Local market leads the world in commercial premium rises

Australia’s commercial insurance market was the world leader for premium rises in the third quarter, according to global broker Marsh.

It says the composite price for renewals was up more than 13%, outstripping other regions featured in Marsh’s Global Insurance Market Index.

The rise is consistent with the preceding quarter and builds on steady increases since the start of last year, following a long period of decline.

John Donnelly, Marsh’s Sydney-based Global Placement and Specialties Leader Pacific and Placement Leader Asia, says further rises are expected as insurers look to recoup their losses.

“Our expectation is that in quarter four and beyond there will be an acceleration of rate increases,” he told insuranceNEWS.com.au.
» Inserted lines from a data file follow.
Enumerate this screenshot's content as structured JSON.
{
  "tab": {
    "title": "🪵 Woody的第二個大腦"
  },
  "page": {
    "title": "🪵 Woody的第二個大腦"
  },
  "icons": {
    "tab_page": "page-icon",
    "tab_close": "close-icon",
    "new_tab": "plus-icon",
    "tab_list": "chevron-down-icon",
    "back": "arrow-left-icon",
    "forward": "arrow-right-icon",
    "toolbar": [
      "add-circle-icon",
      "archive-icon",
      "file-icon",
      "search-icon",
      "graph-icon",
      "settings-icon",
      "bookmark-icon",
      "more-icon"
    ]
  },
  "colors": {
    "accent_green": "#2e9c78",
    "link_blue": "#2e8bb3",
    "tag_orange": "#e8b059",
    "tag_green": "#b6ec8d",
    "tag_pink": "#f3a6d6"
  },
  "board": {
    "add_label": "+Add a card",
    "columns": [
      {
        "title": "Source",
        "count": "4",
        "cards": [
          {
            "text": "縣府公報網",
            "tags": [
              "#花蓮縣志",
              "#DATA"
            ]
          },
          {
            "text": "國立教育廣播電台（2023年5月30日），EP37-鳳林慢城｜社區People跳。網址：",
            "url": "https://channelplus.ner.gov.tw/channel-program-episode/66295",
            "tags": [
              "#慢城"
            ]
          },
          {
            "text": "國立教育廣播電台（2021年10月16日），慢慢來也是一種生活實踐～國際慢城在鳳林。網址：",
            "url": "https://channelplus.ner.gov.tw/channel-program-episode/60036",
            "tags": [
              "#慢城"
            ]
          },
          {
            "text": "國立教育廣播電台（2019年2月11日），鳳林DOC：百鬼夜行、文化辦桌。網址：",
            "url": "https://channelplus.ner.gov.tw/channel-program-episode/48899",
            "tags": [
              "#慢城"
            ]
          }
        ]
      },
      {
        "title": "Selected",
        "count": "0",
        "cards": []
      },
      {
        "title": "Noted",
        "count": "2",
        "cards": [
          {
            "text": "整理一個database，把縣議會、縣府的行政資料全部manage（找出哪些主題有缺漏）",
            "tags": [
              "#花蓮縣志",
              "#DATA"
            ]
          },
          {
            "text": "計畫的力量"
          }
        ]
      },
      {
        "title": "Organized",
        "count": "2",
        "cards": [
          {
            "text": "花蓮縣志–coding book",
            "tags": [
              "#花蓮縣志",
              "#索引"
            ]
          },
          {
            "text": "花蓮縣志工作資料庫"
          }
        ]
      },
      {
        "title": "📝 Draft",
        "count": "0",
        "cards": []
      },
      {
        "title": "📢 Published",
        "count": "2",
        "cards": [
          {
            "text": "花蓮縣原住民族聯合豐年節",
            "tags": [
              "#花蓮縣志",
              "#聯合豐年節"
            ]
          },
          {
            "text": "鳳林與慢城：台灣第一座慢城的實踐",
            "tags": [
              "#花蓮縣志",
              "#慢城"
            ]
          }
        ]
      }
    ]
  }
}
He predicts rises across the board in commercial property, casualty and financial lines.

“This is all driven by the fact insurers have been losing money. The area not losing as much money – in fact earning moderate profits – has been casualty.

“That’s why you see the increases are not as much [there] as in financial lines and property. Insurers are focusing on the lines of business and the customers who have been costing them money.”

The price rises have moved the index – Marsh’s measure of commercial insurance premium change at renewal – to 1.4% from 1.2% in the preceding quarter.

“Pricing increases continue to be observed across all major product lines,” the broker says.

“Financial and professional liability pricing continues to increase at double-digit rates, on average.

“The largest pricing increases were observed on financial institutions’ directors’ and officers’ coverage following several large losses and the ongoing royal commission.

“Casualty pricing increased in the low to high single digits for all product lines, on average, although competition in the marketplace is starting to increase, which should serve to stabilise future movements.”

Worldwide, Marsh says average commercial insurance prices increased by about 1% in the third quarter, marking four consecutive quarters of gains.

Property increased more than 3%, in line with the preceding three quarters. Casualty declined nearly 2%, continuing a trend dating back to 2013. Financial lines continued to accelerate, up more than 3%.

Dean Klisura, Marsh’s New York-based President of Global Placement and Specialties, says the market continues to respond to several factors, “including recent catastrophe events and increased claim activity on certain non-property coverages.

“However, market capacity remains strong in most product areas and geographies, limiting overall price increases.”